漫画やテレビアニメーションなどの創作物において、スカートを履いている女性がアクロバットな動作を取ることにより明らかに下着が丸見えになっていてもおかしくない状態にも関わらず、「重力に逆らって衣服が局部周辺に貼りついている」などの不自然な奇跡のおかげでその聖域が晒されない状況が垣間見られることがある。有識者の間では、これを【はいてない】と呼んでいる。善行かつ正義感に満ち溢れた視聴者からのクレームを避けるための措置なのだろうが、逆に違和感を残す映像を生み出し、こうして下着が見えてしまうよりもイヤらしい邪推の様な言葉で揶揄されてしまう現状は、なにやら皮肉めいている気がしないでもない。そんな「はいてない」を身体一つで見事に表現しているピン芸人が“とにかく明るい安村”である。

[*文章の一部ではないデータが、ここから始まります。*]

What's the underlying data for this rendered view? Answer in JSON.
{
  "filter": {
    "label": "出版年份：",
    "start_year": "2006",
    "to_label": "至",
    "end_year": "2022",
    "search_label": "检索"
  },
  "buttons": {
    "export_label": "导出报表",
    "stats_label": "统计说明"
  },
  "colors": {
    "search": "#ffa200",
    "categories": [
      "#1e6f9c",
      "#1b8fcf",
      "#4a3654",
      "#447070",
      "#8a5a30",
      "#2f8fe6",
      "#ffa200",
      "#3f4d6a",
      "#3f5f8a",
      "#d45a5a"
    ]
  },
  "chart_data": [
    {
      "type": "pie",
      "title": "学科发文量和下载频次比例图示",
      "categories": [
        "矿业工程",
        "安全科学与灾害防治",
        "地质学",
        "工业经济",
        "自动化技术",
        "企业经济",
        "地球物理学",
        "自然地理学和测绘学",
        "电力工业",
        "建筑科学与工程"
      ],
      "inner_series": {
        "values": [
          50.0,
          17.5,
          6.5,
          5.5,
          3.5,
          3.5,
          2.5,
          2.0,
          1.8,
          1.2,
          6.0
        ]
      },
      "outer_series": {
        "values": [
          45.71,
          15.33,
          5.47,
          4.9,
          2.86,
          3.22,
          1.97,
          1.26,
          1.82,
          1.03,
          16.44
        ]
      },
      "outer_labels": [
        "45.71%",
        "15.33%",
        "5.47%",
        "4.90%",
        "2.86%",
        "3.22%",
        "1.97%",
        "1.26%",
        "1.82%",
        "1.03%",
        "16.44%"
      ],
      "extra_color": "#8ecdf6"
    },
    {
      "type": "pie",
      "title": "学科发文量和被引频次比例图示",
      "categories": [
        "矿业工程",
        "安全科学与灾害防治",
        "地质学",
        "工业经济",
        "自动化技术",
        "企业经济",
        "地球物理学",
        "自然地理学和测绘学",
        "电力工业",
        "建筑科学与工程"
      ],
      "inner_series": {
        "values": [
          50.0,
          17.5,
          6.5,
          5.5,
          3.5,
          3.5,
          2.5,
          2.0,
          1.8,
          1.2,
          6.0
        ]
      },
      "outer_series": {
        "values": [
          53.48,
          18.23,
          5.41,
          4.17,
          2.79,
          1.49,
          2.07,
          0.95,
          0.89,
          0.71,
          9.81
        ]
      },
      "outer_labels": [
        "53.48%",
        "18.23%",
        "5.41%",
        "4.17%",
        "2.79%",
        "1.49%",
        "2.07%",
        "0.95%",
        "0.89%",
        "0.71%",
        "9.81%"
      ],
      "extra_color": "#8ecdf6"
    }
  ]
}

とにかく明るい安村の芸は、至ってシンプルだ。海パン一枚だけを身につけた姿で舞台に上がり、『パンツを穿いてるのに全裸に見えるショー』を披露する。安村が如何にして小道具を使うことなくパンツを隠し、全裸であるかのように見せるのか、その技法を観客は楽しむわけだ。だからといって、一度しか楽しめないというわけではない。二度目からは「来るぞ来るぞ」という期待で笑いが起こるからだ。この方程式は、なんとなく手品のそれに近いように思う。宣言した通りのことが達成され、観客からの称賛の声を浴びる。ただ、安村の場合、そのトリックがとてもシンプルであるが故に、笑いとして昇華される。とてつもなく無意味なのに、何度見ても笑ってしまう。実によく出来た芸であるといえるだろう。……どうでもいいが、冷静になって考えてみると、全裸に見える見えない以前に海パン一丁の半裸(というか九割九分裸)姿にある中年男性の動向に観客が熱い視線を送りながら笑っているわけで、これはなんだか良からぬシチュエーションに思えなくもない。本当にどうでもいいけど。

本作は、そんなとにかく明るい安村の『パンツを穿いてるのに全裸に見えるショー』の魅力を凝縮した作品だ。ベーシックな『パンツを穿いてるのに全裸に見えるショー』はもちろんのこと、国際的な活躍を視野に入れていることを匂わせる同パフォーマンスの英語・韓国語・タイ語バージョン、『キングオブコント2011』王者・ロバートの秋山竜次をゲストに招いたコラボレーションパフォーマンス『穿いてるけど全裸に見える体モノマネショー』、全裸に見えるポーズを取っている三人の安村の中から本当は穿いている安村を当てる『全裸クイズ』など、テレビバラエティよりもディープでセンシティブな安村を楽しむことが出来るようになっている。とりわけ、全裸に見えるポーズを取りながら繰り広げられる学園ドラマ『全裸学園』は、珠玉の作品だ。全裸に見えるポーズを取るたびに例の効果音が流れるのが、可笑しくてしょうがない。ちなみに、ヒロイン役として、セクシー女優の紗倉まなが出演しているが、彼女の全裸は収められていないので、彼女を目当てに購入を検討している思春期の男子は注意して頂きたい。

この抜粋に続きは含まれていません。